The Facts About Whiplash

The Facts About Whiplash

by / Monday, 23 February 2015 / Published in Personal Injury

Whiplash is a type of neck injury caused by a strong, rapid, back-and-forth movement of the neck. Car accidents are the most common cause of whiplash. Although any type of car accident can cause whiplash, they are typically caused by rear end collisions. Whiplash can also be caused by playing contact sports, falling, or physical assaults. In babies, whiplash can be a sign of shaken baby syndrome.

Symptoms of whiplash include neck pain and stiffness that gets worse when trying to move your neck, headaches that typically start at the base of the skull, a reduced range of motion of the neck, dizziness, fatigue, and numbness in the arms. Some people also experience ringing in the ears, blurred vision, problems concentrating, difficulty sleeping, and memory problems. Sometimes symptoms show immediately, other times they don’t start to show until several hours or even days after the accident, but symptoms typically begin to show within the first 24 hours after an accident.
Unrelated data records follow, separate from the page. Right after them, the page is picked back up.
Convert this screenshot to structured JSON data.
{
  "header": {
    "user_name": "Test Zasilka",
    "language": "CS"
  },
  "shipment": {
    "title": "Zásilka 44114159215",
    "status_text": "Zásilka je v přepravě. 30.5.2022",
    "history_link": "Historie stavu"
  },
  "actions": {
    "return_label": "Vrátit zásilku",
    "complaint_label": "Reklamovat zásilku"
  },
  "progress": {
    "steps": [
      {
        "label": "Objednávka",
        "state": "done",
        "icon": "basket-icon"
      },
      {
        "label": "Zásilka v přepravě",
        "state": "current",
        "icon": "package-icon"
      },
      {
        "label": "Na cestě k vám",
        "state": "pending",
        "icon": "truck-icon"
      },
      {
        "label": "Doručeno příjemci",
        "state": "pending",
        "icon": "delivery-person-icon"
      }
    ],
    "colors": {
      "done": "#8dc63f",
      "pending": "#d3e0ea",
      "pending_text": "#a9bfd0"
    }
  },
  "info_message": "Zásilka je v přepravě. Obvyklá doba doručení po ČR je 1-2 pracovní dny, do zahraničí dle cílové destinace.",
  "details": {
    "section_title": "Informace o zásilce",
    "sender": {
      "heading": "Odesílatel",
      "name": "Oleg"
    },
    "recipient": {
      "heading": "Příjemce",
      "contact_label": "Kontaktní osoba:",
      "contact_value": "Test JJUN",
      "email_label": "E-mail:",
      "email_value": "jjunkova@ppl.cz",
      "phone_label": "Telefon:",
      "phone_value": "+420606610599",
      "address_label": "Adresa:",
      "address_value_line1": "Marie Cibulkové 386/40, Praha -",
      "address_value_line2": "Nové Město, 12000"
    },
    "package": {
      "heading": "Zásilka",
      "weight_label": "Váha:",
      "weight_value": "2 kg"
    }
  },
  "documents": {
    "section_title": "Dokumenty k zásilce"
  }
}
Whiplash can easily range in severity. In milder cases, it results in minor soft tissue tears or muscle strain and the pain will begin to fade within a few days. More severe cases can fracture vertebrae or cause ligaments to rupture and can take longer to recover from. Get medical attention right away if you’re in an accident and start experiencing neck pain or any of the other symptoms of whiplash to make sure you can start getting treatment as soon as possible. Do not hesitate to see a doctor if you’re experiencing dizziness, confusion, nausea, or lose consciousness, which could be signs of a concussion.

Treatment for whiplash depends on the severity of the case. Rest, applying ice or heat to the neck for 15 minutes at a time 6 times per day, and over-the-counter pain relievers such as ibuprofen (Advil, Motrin IB) or acetaminophen (Tylenol) can be helpful in alleviating pain. If you are taking any other medication, check with your doctor before taking over-the-counter pain relievers to avoid any potential interactions. If your pain is more severe, your doctor may prescribe pain medication or muscle relaxers. Your doctor might also recommend gentle stretching exercises to help restore movement and improve muscle strength, which could also help prevent neck strain in the future.
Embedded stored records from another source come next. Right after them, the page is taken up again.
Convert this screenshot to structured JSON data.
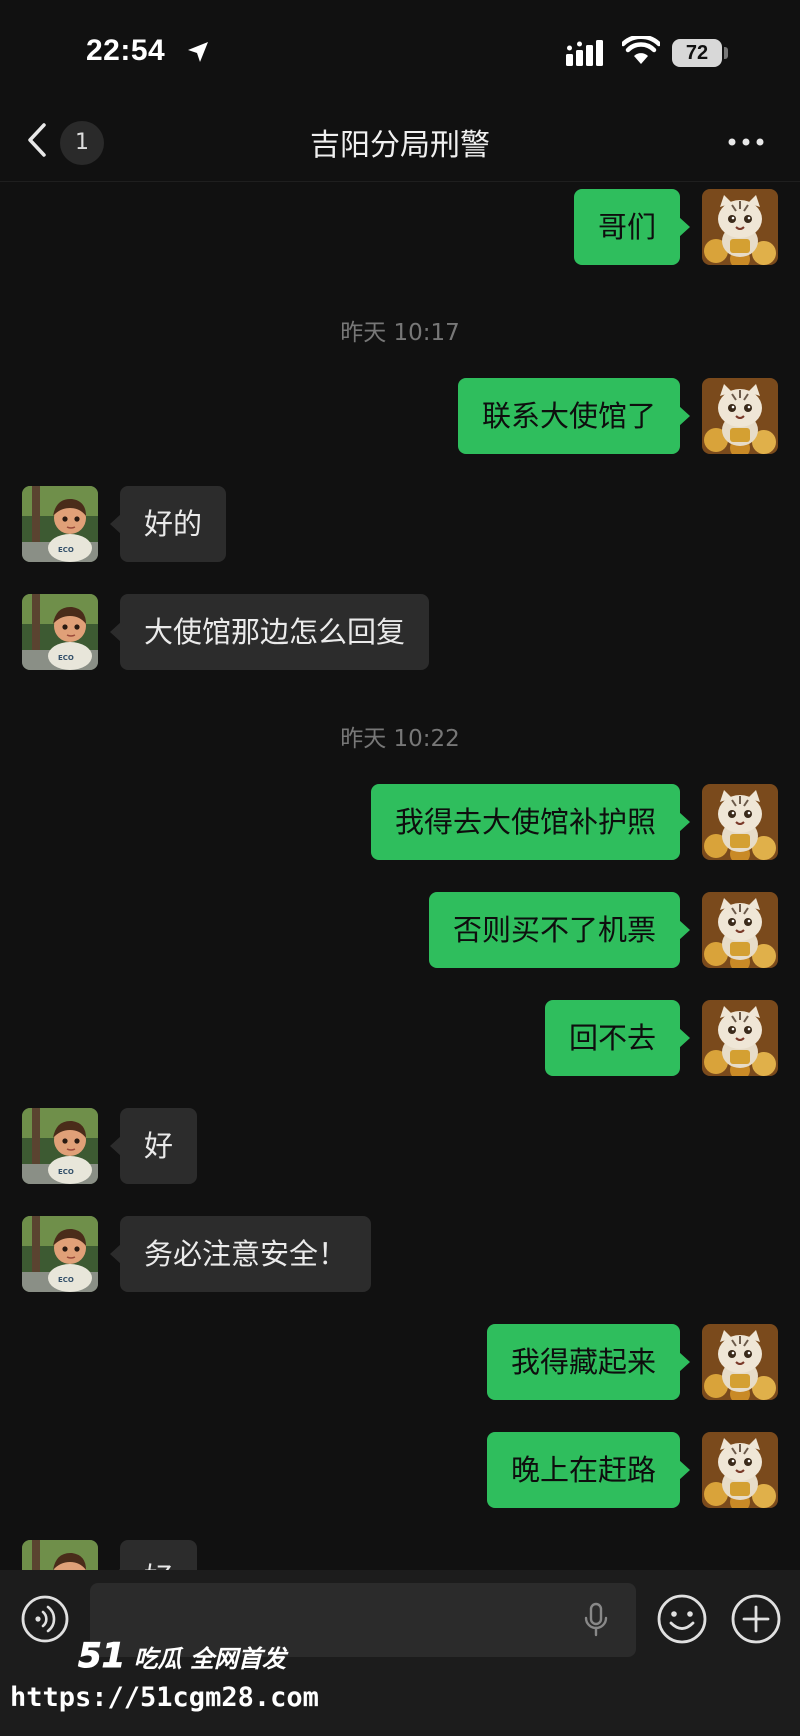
{
  "status_bar": {
    "time": "22:54",
    "battery": "72",
    "icons": [
      "location-arrow-icon",
      "signal-icon",
      "wifi-icon",
      "battery-icon"
    ]
  },
  "nav": {
    "title": "吉阳分局刑警",
    "unread_count": "1",
    "icons": [
      "back-chevron-icon",
      "more-icon"
    ]
  },
  "colors": {
    "background": "#111111",
    "outgoing_bubble": "#2fbe5d",
    "incoming_bubble": "#2c2c2c",
    "timestamp": "#777777"
  },
  "messages": [
    {
      "dir": "out",
      "text": "哥们"
    },
    {
      "type": "time",
      "text": "昨天 10:17"
    },
    {
      "dir": "out",
      "text": "联系大使馆了"
    },
    {
      "dir": "in",
      "text": "好的"
    },
    {
      "dir": "in",
      "text": "大使馆那边怎么回复"
    },
    {
      "type": "time",
      "text": "昨天 10:22"
    },
    {
      "dir": "out",
      "text": "我得去大使馆补护照"
    },
    {
      "dir": "out",
      "text": "否则买不了机票"
    },
    {
      "dir": "out",
      "text": "回不去"
    },
    {
      "dir": "in",
      "text": "好"
    },
    {
      "dir": "in",
      "text": "务必注意安全！"
    },
    {
      "dir": "out",
      "text": "我得藏起来"
    },
    {
      "dir": "out",
      "text": "晚上在赶路"
    },
    {
      "dir": "in",
      "text": "好"
    }
  ],
  "input_bar": {
    "placeholder": "",
    "icons": [
      "voice-icon",
      "mic-icon",
      "emoji-icon",
      "plus-icon"
    ]
  },
  "watermark": {
    "logo_num": "51",
    "logo_text": "吃瓜 全网首发",
    "url": "https://51cgm28.com"
  }
}
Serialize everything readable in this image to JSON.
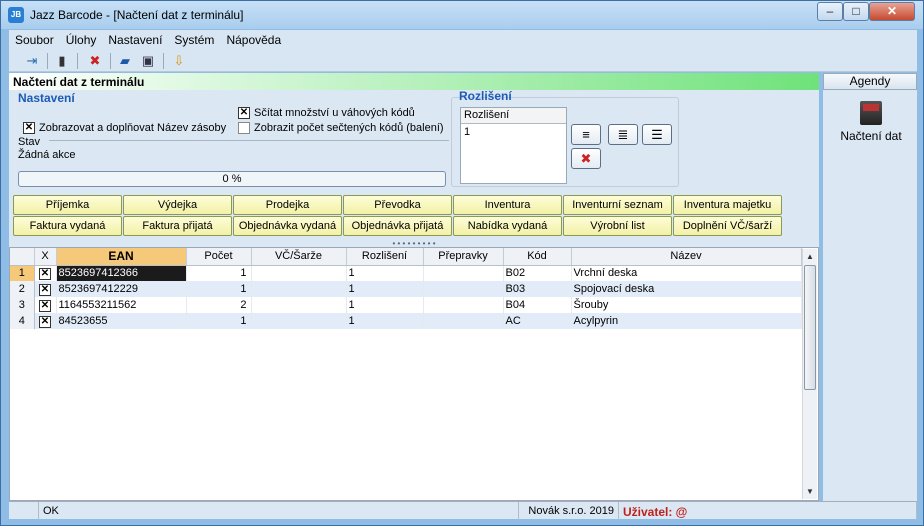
{
  "window": {
    "title": "Jazz Barcode - [Načtení dat z terminálu]",
    "app_icon_text": "JB",
    "minimize": "–",
    "maximize": "□",
    "close": "✕"
  },
  "menu": {
    "items": [
      "Soubor",
      "Úlohy",
      "Nastavení",
      "Systém",
      "Nápověda"
    ]
  },
  "toolbar": {
    "icons": [
      "exit-icon",
      "terminal-icon",
      "delete-icon",
      "open-folder-icon",
      "save-icon",
      "import-icon"
    ]
  },
  "panel": {
    "title": "Načtení dat z terminálu",
    "settings_caption": "Nastavení",
    "sum_weight_label": "Sčítat množství u váhových kódů",
    "sum_weight_checked": true,
    "show_name_label": "Zobrazovat a doplňovat Název zásoby",
    "show_name_checked": true,
    "show_count_label": "Zobrazit počet sečtených kódů (balení)",
    "show_count_checked": false,
    "state_label": "Stav",
    "state_value": "Žádná akce",
    "progress_text": "0 %",
    "progress_value": 0
  },
  "resolution": {
    "caption": "Rozlišení",
    "list_header": "Rozlišení",
    "items": [
      "1"
    ]
  },
  "doc_buttons": {
    "row1": [
      "Příjemka",
      "Výdejka",
      "Prodejka",
      "Převodka",
      "Inventura",
      "Inventurní seznam",
      "Inventura majetku"
    ],
    "row2": [
      "Faktura vydaná",
      "Faktura přijatá",
      "Objednávka vydaná",
      "Objednávka přijatá",
      "Nabídka vydaná",
      "Výrobní list",
      "Doplnění VČ/šarží"
    ]
  },
  "grid": {
    "columns": [
      "X",
      "EAN",
      "Počet",
      "VČ/Šarže",
      "Rozlišení",
      "Přepravky",
      "Kód",
      "Název"
    ],
    "rows": [
      {
        "n": "1",
        "x": true,
        "ean": "8523697412366",
        "pocet": "1",
        "vc": "",
        "rozliseni": "1",
        "prepravky": "",
        "kod": "B02",
        "nazev": "Vrchní deska"
      },
      {
        "n": "2",
        "x": true,
        "ean": "8523697412229",
        "pocet": "1",
        "vc": "",
        "rozliseni": "1",
        "prepravky": "",
        "kod": "B03",
        "nazev": "Spojovací deska"
      },
      {
        "n": "3",
        "x": true,
        "ean": "1164553211562",
        "pocet": "2",
        "vc": "",
        "rozliseni": "1",
        "prepravky": "",
        "kod": "B04",
        "nazev": "Šrouby"
      },
      {
        "n": "4",
        "x": true,
        "ean": "84523655",
        "pocet": "1",
        "vc": "",
        "rozliseni": "1",
        "prepravky": "",
        "kod": "AC",
        "nazev": "Acylpyrin"
      }
    ]
  },
  "side": {
    "header": "Agendy",
    "tile_label": "Načtení dat"
  },
  "status": {
    "left": "OK",
    "company": "Novák s.r.o. 2019",
    "user_label": "Uživatel: @"
  },
  "colors": {
    "accent": "#f6c97a",
    "panel_title_gradient": "#6fe27a",
    "caption": "#1d5bb6",
    "user_label": "#c0201c"
  }
}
Although whiplash is a difficult injury to prevent, having the headrest in your car adjusted properly can be very helpful. Headrests aren’t just for comfort, they can prevent the neck from hyperextending in the event of an accident. A properly adjusted headrest should be even with the top of a person’s head. It’s okay if the headrest is higher than the top of a person’s head; this will still provide protection. If you’re tall enough that the headrest doesn’t become even with your head even at its highest setting, leave it at its highest setting. The ideal distance between a headrest and the back of a person’s head should be 4 inches or less. If your car doesn’t have a way to adjust a headrest’s position horizontally, you can also minimize this distance by adjusting the seat’s incline.